Reported on the New England Journal of Medicine's Recruiting Physicians Today web site is a link to a survey by The Medicus Firm. The article on that survey, entitled, "Health Reform May Lead to Significant Reduction in Physician Workforce," found that...
...health reform could be the proverbial “last straw” for physicians who are already demoralized, overloaded, and discouraged by multiple issues, combining to form the perfect storm of high malpractice insurance costs, decreasing reimbursements, increasing student loan debt, and more.
An overwhelming 63 percent of physicians prefer a more gradual, targeted approach to health reform, as opposed to one sweeping overhaul. Primary care, which is already experiencing significant shortages by many accounts, could stand to be the most affected, based on the survey.
About 25 percent of respondents were primary care physicians (defined as internal medicine and family medicine in this case), and of those, 46 percent indicated that they would leave medicine — or try to leave medicine — as a result of health reform.
Why would physicians want to leave medicine in the wake of health reform? The survey results, as seen in Market Watch, indicate that many physicians worry that reform could result in a significant decline in the overall quality of medical care nationwide.
Healthcare professionals responding to a new Freedom2Care survey expressed overwhelming concern about abortion and conscience issues in the healthcare overhaul bill before Congress, and they strongly oppose more government involvement in health care.

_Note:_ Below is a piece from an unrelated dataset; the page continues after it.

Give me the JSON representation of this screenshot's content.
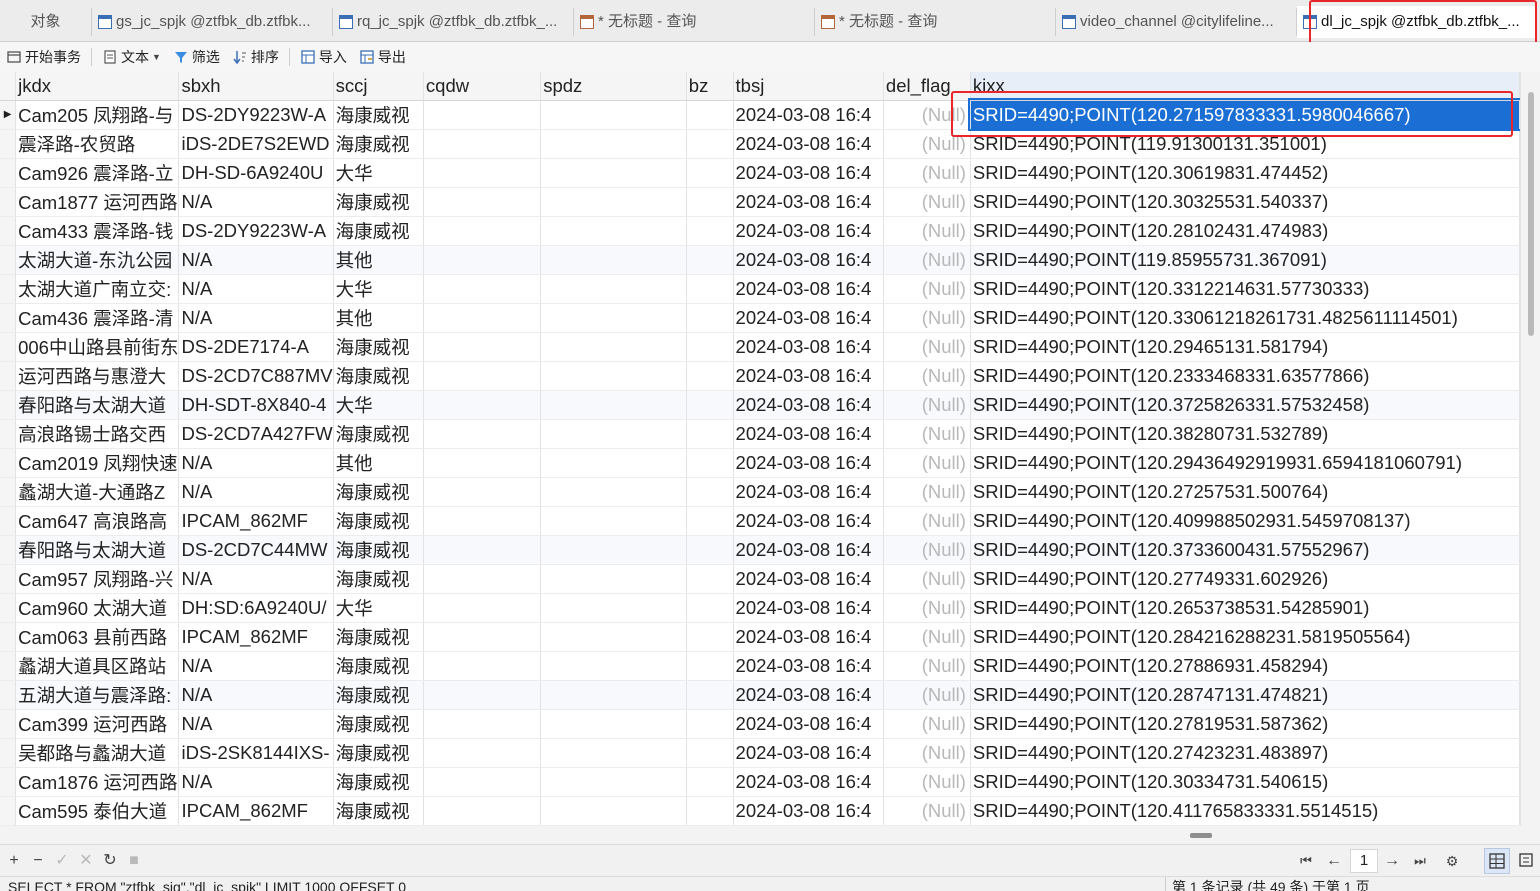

Participating in an online Freedom2Care survey March 17-19 that drew 2,151 responses, 98 percent of healthcare professionals said they were "very concerned" about government funding of abortion in the legislation. Ninety-six percent noted they were "very concerned" about the lack of conscience protections in the bill. Eighty-three percent of healthcare professional respondents "strongly oppose more government involvement in healthcare," and an additional 11 percent "somewhat oppose more government involvement."
The statement, "Congress should reject this legislation, start over and work on new legislation this year" drew approval from 51 percent of healthcare professionals, and an additional 41 percent agreed that "Congress should reject this legislation and stop working on healthcare legislation this year."
In terms of political implications, 93 percent of healthcare professionals agreed with the statement, "A 'Yes' vote on this legislation would make me much less likely to vote for my Representative." Besides voting against a pro-bill legislator, healthcare professionals are also going the extra mile politically: over three fourths, or 77 percent, say they have already contacted their U.S. Representative about the bill.
Healthcare professionals represented over a fourth, or 26 percent, of all survey respondents.
Survey notes: The survey is not a random sampling of Americans; many of the survey participants have taken action on conscience rights through the Freedom2Care web site.